Tuesday, August 19, 2014

Aubergine, peanut and tamarind curry

One of our favourites round here is Yoma - a little Burmese place. I've never eaten Burmese food anywhere else so cannot speak for its authenticity, but we love the tastes - all the best bits of Thai, Vietnamese and Indian food, pretty much. Tea salad is a favourite, and their chickpea tofu, and the coconut-pumpkin-tofu curry. The okra is also good. And aubergine, peanut and tamarind curry.

We had an increasing mass of various aubergines (including cute little green ones called Kermit) from the CSA. I was going to make the classic aubergine curry, but then on the way home went right off the idea of following a recipe and decided instead to make something up involving aubergine, peanut and tamarind. This is that.

~3 medium aubergines (or equivalent amount of small ones), trimmed and cut into ~2 in wedges
olive oil
salt
1 green chilli, deseeded and finely chopped
2-3 cloves garlic, peeled and finely chopped
2 in piece ginger, peeled and finely chopped
1 small onion (or ~5 spring onions), peeled and chopped
~2 tbsp tomato puree
~2 tbsp peanut butter
~1 tbsp tamarind paste
juice of 1/2 lime
salt
water
peanuts (optional)

Heat the oven to 400F. Prepare the aubergines and put into a roasting tin. Sprinkle with salt and olive oil and mix. Put in the oven and roast for ~ 30 min, until tender and lightly browned.

Meanwhile, heat 1-2 tbsp oil in a large saucepan and add the chilli, garlic, ginger and onions. Cover and saute until soft. Mix the tomato puree, peanut butter, tamarind and lime juice in a bowl with ~ 1/2 tsp salt and enough water to make a thick, creamy sauce. Add to the chilli-garlic mixture and saute for a minute.

When the aubergines are ready, take out of the oven and add to the pan. Mix it all together, taste and adjust for salt and acid. If you have peanuts, you could chop and dry-fry some, then sprinkle over.


Different from the Yoma one, but good nonetheless. Even better the next day when everything has mellowed together. Even cold.

Monday, August 4, 2014

Chocolate cherry coconut

My Mum used to make this sometimes - it's from the WI Book of Biscuits. I have that book now, with her annotations in places. I don't make stuff out of it that often, but it's ace - all the recipes are minimal and pictureless and simple and they work. I've made this every once in while since I was about 12 (although this is the first time I attempted a vegan version).

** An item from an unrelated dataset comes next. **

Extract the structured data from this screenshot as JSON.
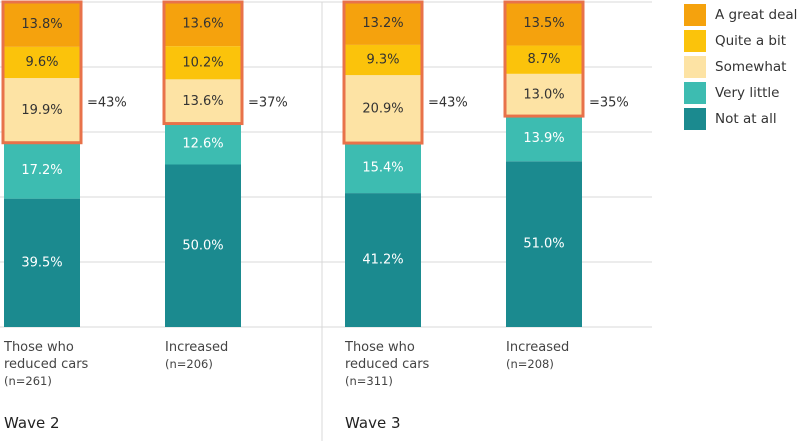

I love glace cherries even though I know they are wrong - I like to think of them as cherries with all the cherry removed and replaced with sugar. Yum. Coconut, cherry and dark chocolate is an amazing combination.

I veganised the recipe slightly by replacing the egg, but otherwise the recipe was vegan (and gluten-free) already.

5 oz / 150 g chocolate
2 oz / 50 g margarine
4 oz / 100 g sugar
1 egg (I replaced with ~2 tbsp soy yoghurt and ~2 tsp cornstarch - other egg replacements should also work)
2 oz / 50 g glace cherries
4 oz / 100 g desiccated coconut

Line a Swiss roll tin (flat-based tin with straight sides) with tinfoil (if you only have large tins you can make a false wall with the foil). Melt the chocolate in a double boiler (small bowl set over almost-boiling water), then spread it out over the foil evenly and leave to cool.

Once the chocolate has set, heat the oven to 170C / 335F. In a medium bowl, cream the margarine and sugar together. Beat in the egg (or soy yoghurt+cornstarch). Chop the cherries and fold them in, along with the coconut. Spread over the chocolate and bake for 15-20 min. Let cool in the tin and when cool cut into slices.


The version with egg is (unsurprisingly) a bit fluffier on top, but either way this is amazing - like a Bounty bar made with good ingredients, and with cherries in it!